Que la España de finales del franquismo no era la misma que la España de 1945 es una obviedad para cualquiera con dos o tres libros en las estanterías. Pero también es cierto que Europa nos llevaba en 1978 diez o quince años de adelanto. Los españoles no nos convertimos en daneses veinticuatro horas después de la aprobación de la Constitución, ni puta falta que nos hacía, pero sí nos sacudimos de encima el tradicional polvo de excepcionalidad histórica con un entusiasmo digno de envidia: sólo dos años después del nacimiento de la democracia, Pedro Almodóvar filmó la primera lluvia dorada de la historia del cine español en Pepi, Luci, Bom y otras chicas del montón. Los vascos nacionalistas continuaban matando y los catalanes nacionalistas maquinaban ya su futuro golpe de Estado, pero en el resto del país la inmensa mayoría de los españoles había integrado la democracia en su ADN ideológico como si esta llevara décadas retozando en el Congreso de los Diputados.
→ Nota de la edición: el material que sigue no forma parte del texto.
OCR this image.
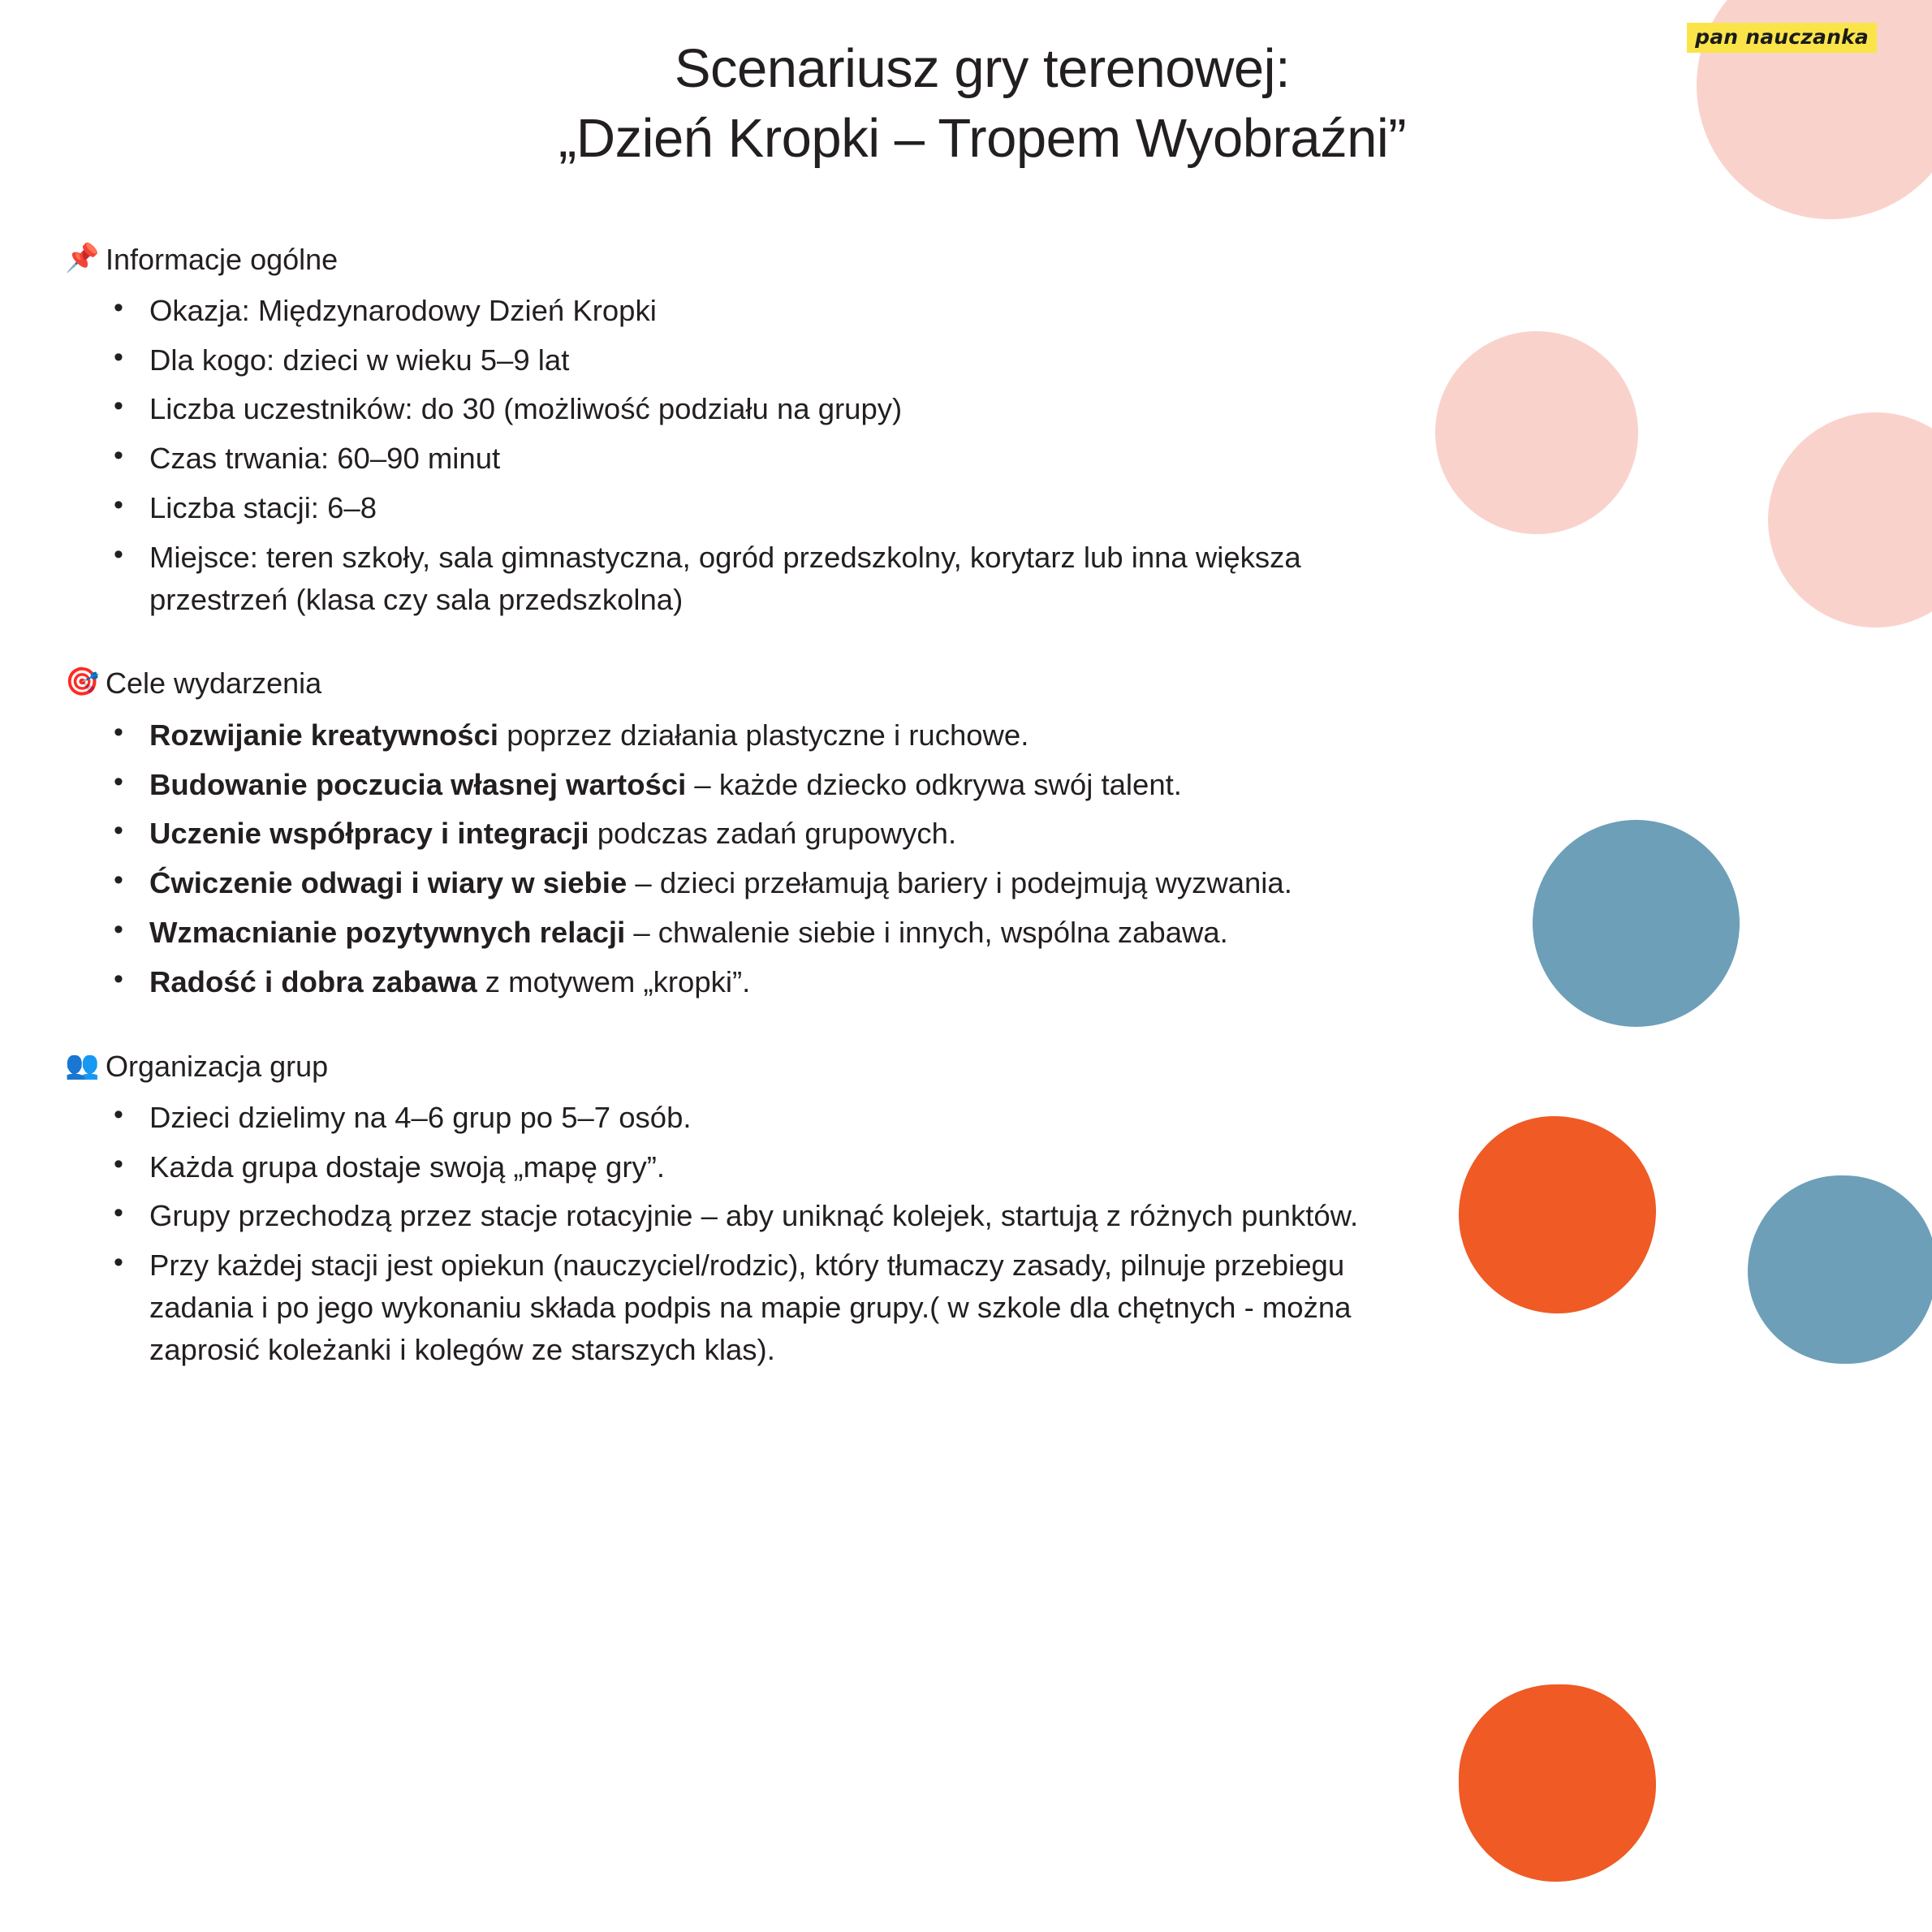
pan nauczanka
Scenariusz gry terenowej:
„Dzień Kropki – Tropem Wyobraźni”
📌 Informacje ogólne
• Okazja: Międzynarodowy Dzień Kropki
• Dla kogo: dzieci w wieku 5–9 lat
• Liczba uczestników: do 30 (możliwość podziału na grupy)
• Czas trwania: 60–90 minut
• Liczba stacji: 6–8
• Miejsce: teren szkoły, sala gimnastyczna, ogród przedszkolny, korytarz lub inna większa przestrzeń (klasa czy sala przedszkolna)
🎯 Cele wydarzenia
• Rozwijanie kreatywności poprzez działania plastyczne i ruchowe.
• Budowanie poczucia własnej wartości – każde dziecko odkrywa swój talent.
• Uczenie współpracy i integracji podczas zadań grupowych.
• Ćwiczenie odwagi i wiary w siebie – dzieci przełamują bariery i podejmują wyzwania.
• Wzmacnianie pozytywnych relacji – chwalenie siebie i innych, wspólna zabawa.
• Radość i dobra zabawa z motywem „kropki”.
👥 Organizacja grup
• Dzieci dzielimy na 4–6 grup po 5–7 osób.
• Każda grupa dostaje swoją „mapę gry”.
• Grupy przechodzą przez stacje rotacyjnie – aby uniknąć kolejek, startują z różnych punktów.
• Przy każdej stacji jest opiekun (nauczyciel/rodzic), który tłumaczy zasady, pilnuje przebiegu zadania i po jego wykonaniu składa podpis na mapie grupy.( w szkole dla chętnych - można zaprosić koleżanki i kolegów ze starszych klas).
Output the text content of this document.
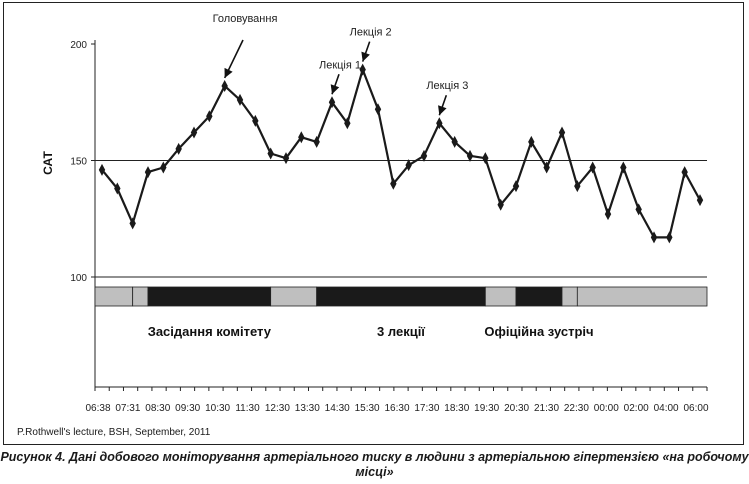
100
150
200
САТ
06:38 07:31 08:30 09:30 10:30 11:30 12:30 13:30 14:30 15:30 16:30 17:30 18:30 19:30 20:30 21:30 22:30 00:00 02:00 04:00 06:00
Засідання комітету	3 лекції	Офіційна зустріч
Головування
Лекція 1
Лекція 2
Лекція 3
P.Rothwell's lecture, BSH, September, 2011
Рисунок 4. Дані добового моніторування артеріального тиску в людини з артеріальною гіпертензією «на робочому місці»
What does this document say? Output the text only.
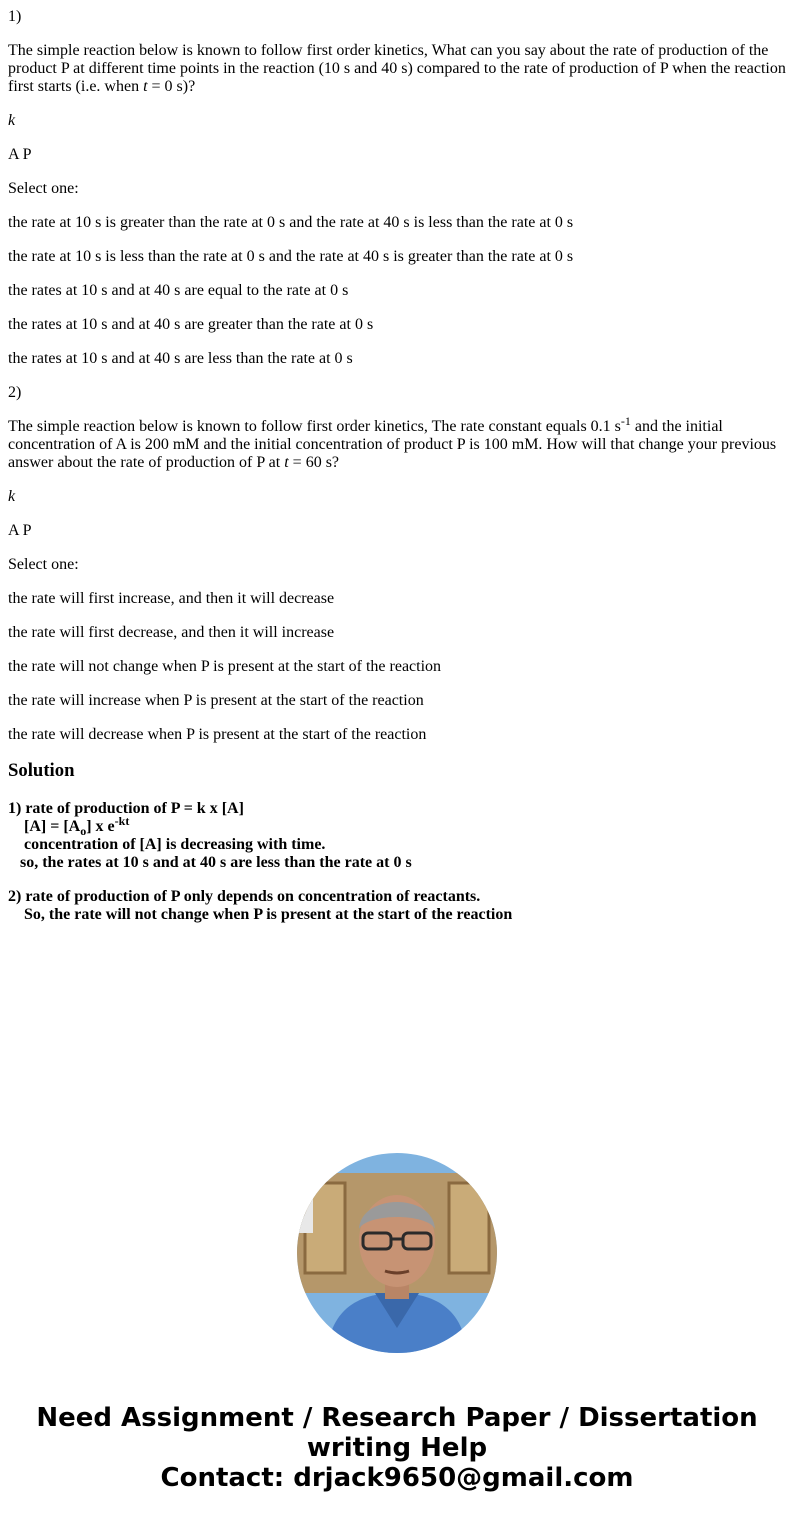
1)

The simple reaction below is known to follow first order kinetics, What can you say about the rate of production of the product P at different time points in the reaction (10 s and 40 s) compared to the rate of production of P when the reaction first starts (i.e. when t = 0 s)?

k

A P

Select one:

the rate at 10 s is greater than the rate at 0 s and the rate at 40 s is less than the rate at 0 s

the rate at 10 s is less than the rate at 0 s and the rate at 40 s is greater than the rate at 0 s

the rates at 10 s and at 40 s are equal to the rate at 0 s

the rates at 10 s and at 40 s are greater than the rate at 0 s

the rates at 10 s and at 40 s are less than the rate at 0 s

2)

The simple reaction below is known to follow first order kinetics, The rate constant equals 0.1 $s^{-1}$ and the initial concentration of A is 200 mM and the initial concentration of product P is 100 mM. How will that change your previous answer about the rate of production of P at t = 60 s?

k

A P

Select one:

the rate will first increase, and then it will decrease

the rate will first decrease, and then it will increase

the rate will not change when P is present at the start of the reaction

the rate will increase when P is present at the start of the reaction

the rate will decrease when P is present at the start of the reaction

Solution
1) rate of production of P = k x [A]
$[A] = [A_o]$ x $e^{-kt}$
concentration of [A] is decreasing with time.
so, the rates at 10 s and at 40 s are less than the rate at 0 s
2) rate of production of P only depends on concentration of reactants.
So, the rate will not change when P is present at the start of the reaction
Need Assignment / Research Paper / Dissertation
writing Help
Contact: drjack9650@gmail.com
Es ahora, cuarenta años después de aquello, cuando un puñado de alborotadores de facultad de letras, empapados de nostalgia por una lucha contra el dictador que jamás se desarrolló en los términos peliculeros que ellos creen, calientan las butacas de las instituciones con el único objetivo de convencernos de que todo aquello fue una farsa.
Y ahí andan ellos, llamándonos plebeyos, crédulos y pánfilos a los ciudadanos españoles. Diciendo que ni somos europeos, ni esto una democracia, ni el Congreso un Parlamento sino un teatro de marionetas patrocinado por el Rey, la banca y el Ibex. Que los jueces nadan en estiércol y los políticos se duchan con moho. Que seguimos siendo los mismos españoles chaparros, antiestéticos, ignorantes y oprimidos de 1978. Que todo ha sido un engaño. Que vestimos mal, olemos peor y pasamos hambre. Que follamos poco, mal y machista. Que pegamos a nuestras mujeres y veneramos la cultura de la violación. Que las noruegas se ríen de nosotros por cuñados y pollaviejas. Que odiamos a los homosexuales por maricones, a los catalanes por catalanes y a los marroquíes porque nos roban nuestras mujeres y las tratan con más delicadeza. Que votamos mal y facha porque llevamos el estigma del franquismo en la sangre. Que lo que nos hace falta a los españoles son cuatro hostias bien dadas. Que esas hostias nos la van a dar ellos porque tienen a los jóvenes. Que esas hostias van a alumbrar una nueva sociedad porque así lo dictamina el significante histórico popular hegemónico irradiado. Y que todo será por nuestro bien porque una vez promulguen su Constitución paritaria, feminista, igualitaria, republicana y popular, todos comeremos tres veces al día. Barro, concretamente. Pero tres veces al día.
La Constitución es un espejo. Cada español ve en ella su propio reflejo. Y el de Podemos da miedo.